In 2018, we announced Firecracker, an open source VMM optimized for multi-tenant serverless and container workloads. We heard some interest from the research community, and in response wrote up our reasoning behind building Firecracker, and how its used inside AWS Lambda.
That paper was accepted to NSDI’20, and is available here. Here’s the abstract:
Serverless containers and functions are widely used for deploying and managing software in the cloud. Their popularity is due to reduced cost of operations, improved utilization of hardware, and faster scaling than traditional deployment methods. The economics and scale of serverless applications demand that workloads from multiple customers run on the same hardware with minimal overhead, while preserving strong security and performance isolation. The traditional view is that there is a choice between virtualization with strong security and high overhead, and container technologies with weaker security and minimal overhead. This tradeoff is unacceptable to public infrastructure providers, who need both strong security and minimal overhead. To meet this need, we developed Fire-cracker, a new open source Virtual Machine Monitor (VMM)specialized for serverless workloads, but generally useful for containers, functions and other compute workloads within a reasonable set of constraints. We have deployed Firecracker in two publically available serverless compute services at Amazon Web Services (Lambda and Fargate), where it supports millions of production workloads, and trillions of requests per month. We describe how specializing for serverless in-formed the design of Firecracker, and what we learned from seamlessly migrating Lambda customers to Firecracker.

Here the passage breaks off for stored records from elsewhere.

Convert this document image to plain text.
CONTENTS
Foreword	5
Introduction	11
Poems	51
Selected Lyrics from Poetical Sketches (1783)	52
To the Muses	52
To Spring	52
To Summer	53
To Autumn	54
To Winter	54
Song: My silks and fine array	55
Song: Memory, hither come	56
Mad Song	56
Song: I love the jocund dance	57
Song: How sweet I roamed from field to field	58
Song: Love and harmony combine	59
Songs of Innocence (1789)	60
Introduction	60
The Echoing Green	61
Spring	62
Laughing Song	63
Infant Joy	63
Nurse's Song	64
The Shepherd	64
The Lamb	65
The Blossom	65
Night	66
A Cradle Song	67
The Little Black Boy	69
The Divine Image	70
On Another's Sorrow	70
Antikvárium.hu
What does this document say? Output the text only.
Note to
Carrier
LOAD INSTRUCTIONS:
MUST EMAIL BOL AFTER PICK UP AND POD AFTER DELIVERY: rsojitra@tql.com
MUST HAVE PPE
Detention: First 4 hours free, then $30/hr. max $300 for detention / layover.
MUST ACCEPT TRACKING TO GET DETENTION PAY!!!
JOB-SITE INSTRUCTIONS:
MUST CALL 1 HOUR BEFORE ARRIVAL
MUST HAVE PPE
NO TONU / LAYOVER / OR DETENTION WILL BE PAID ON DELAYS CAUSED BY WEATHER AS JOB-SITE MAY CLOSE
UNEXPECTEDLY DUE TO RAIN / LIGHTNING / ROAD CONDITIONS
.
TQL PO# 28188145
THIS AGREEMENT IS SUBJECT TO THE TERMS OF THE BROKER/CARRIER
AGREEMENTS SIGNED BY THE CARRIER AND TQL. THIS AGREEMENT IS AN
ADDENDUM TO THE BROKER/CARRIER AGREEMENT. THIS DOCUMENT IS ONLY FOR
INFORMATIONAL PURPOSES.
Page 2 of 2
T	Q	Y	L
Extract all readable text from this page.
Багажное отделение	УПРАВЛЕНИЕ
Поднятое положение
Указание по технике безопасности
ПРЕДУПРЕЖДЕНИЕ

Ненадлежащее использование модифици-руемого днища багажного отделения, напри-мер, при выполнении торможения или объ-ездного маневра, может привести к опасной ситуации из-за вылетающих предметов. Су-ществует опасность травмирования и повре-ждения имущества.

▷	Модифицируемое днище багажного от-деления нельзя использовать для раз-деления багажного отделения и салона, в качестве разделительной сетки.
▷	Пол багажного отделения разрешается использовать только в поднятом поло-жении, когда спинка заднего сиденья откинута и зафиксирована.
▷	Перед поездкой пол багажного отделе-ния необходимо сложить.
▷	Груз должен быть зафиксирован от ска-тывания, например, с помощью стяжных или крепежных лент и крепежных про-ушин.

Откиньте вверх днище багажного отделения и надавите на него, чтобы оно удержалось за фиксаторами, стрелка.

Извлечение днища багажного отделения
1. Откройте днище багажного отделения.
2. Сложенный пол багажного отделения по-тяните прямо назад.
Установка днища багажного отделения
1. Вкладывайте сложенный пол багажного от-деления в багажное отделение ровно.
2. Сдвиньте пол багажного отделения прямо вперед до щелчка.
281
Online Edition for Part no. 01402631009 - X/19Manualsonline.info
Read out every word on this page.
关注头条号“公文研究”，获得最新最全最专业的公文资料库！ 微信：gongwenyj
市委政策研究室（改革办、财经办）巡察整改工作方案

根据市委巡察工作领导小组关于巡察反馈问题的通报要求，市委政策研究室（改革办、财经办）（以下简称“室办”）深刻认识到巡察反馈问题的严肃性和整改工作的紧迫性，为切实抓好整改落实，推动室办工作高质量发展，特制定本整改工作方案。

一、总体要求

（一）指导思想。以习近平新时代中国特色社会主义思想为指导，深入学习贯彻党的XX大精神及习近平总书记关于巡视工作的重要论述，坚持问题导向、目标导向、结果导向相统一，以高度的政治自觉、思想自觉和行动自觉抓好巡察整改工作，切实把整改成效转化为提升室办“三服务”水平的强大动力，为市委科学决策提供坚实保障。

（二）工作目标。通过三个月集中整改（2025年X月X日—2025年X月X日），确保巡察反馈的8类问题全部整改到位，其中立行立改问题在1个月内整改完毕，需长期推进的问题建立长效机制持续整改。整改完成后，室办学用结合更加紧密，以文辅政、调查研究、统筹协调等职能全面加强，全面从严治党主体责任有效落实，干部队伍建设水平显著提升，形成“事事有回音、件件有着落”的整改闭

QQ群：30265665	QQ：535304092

Like any project the size of Firecracker, it was developed by a team of people from vision to execution. I played only a small role in that, but it’s been great to work with the team (and the community) on getting Firecracker out, adding features, and using it in production at pretty huge scale.
Firecracker is a little bit unusual among software projects of having an explicit goal of being simple and well-suited for a relatively small number of tasks. That doesn’t mean it’s simplistic. Choosing what to do, and what not to do, was some of the most interesting decisions to be made in it’s development. I’m particularly proud of how well the team made those decisions, and continues to make them.